Deux formalités s'ajoutent au début de l'activité, indépendamment du régime choisi : vous déclarez le démarrage de la location dans les quinze jours sur le guichet des formalités des entreprises, ce qui vous attribue un numéro SIRET, et vous devenez en principe redevable de la cotisation foncière des entreprises.

Et le statut professionnel ?

Une confusion revient sans cesse : LMNP et micro-BIC ne sont pas la même chose. Le premier qualifie votre statut, le second votre régime d'imposition. Vous pouvez parfaitement être loueur non professionnel au régime réel — c'est même le cas le plus courant.

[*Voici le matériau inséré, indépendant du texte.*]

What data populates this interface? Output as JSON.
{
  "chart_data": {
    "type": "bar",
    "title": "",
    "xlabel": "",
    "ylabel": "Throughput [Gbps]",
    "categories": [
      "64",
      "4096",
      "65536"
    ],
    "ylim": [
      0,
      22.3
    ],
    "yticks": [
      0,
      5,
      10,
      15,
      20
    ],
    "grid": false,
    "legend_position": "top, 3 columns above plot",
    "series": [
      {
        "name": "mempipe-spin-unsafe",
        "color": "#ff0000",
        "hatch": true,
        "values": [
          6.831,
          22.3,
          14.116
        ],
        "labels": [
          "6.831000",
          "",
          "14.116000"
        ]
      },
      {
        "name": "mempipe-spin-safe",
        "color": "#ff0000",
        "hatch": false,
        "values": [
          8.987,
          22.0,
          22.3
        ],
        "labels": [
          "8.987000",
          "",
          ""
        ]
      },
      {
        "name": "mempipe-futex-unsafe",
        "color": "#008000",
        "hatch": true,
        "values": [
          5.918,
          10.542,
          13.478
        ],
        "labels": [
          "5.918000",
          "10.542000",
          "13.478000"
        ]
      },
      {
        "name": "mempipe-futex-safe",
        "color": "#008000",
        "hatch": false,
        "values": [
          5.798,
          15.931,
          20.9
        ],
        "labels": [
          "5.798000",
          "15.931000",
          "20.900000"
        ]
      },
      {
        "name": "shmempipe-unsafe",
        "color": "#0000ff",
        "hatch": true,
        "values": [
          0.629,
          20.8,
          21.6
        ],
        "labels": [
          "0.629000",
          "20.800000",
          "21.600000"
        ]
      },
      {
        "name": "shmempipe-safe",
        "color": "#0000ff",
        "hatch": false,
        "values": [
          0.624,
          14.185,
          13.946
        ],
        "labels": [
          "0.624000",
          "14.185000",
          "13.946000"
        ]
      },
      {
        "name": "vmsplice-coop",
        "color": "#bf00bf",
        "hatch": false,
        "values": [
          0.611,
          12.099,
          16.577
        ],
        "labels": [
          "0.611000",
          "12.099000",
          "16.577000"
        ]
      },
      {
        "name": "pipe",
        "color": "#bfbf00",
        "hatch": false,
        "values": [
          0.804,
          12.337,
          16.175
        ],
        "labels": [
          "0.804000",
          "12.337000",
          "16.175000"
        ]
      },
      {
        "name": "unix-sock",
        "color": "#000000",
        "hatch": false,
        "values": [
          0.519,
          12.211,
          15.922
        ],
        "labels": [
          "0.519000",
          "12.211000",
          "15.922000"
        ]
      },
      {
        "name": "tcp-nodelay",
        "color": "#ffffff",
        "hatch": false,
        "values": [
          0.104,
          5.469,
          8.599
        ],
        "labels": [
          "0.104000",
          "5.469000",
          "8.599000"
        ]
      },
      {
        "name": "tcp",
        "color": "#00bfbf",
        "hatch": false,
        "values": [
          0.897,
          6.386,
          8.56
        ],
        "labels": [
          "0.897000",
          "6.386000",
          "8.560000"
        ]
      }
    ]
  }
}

Vous basculez en loueur professionnel quand vos recettes annuelles dépassent 23 000 € et qu'elles excèdent le total de vos autres revenus d'activité du foyer. Les deux conditions doivent être réunies. En dessous, ou si l'une des deux manque, vous restez non professionnel.

Le choix du régime, lui, se refait chaque année. Un bien qui gagnait à être au micro avant des travaux importants peut basculer au réel l'année suivante. Refaites le calcul quand votre situation change : nouveau crédit, gros travaux, fin d'amortissement, changement de tranche d'imposition.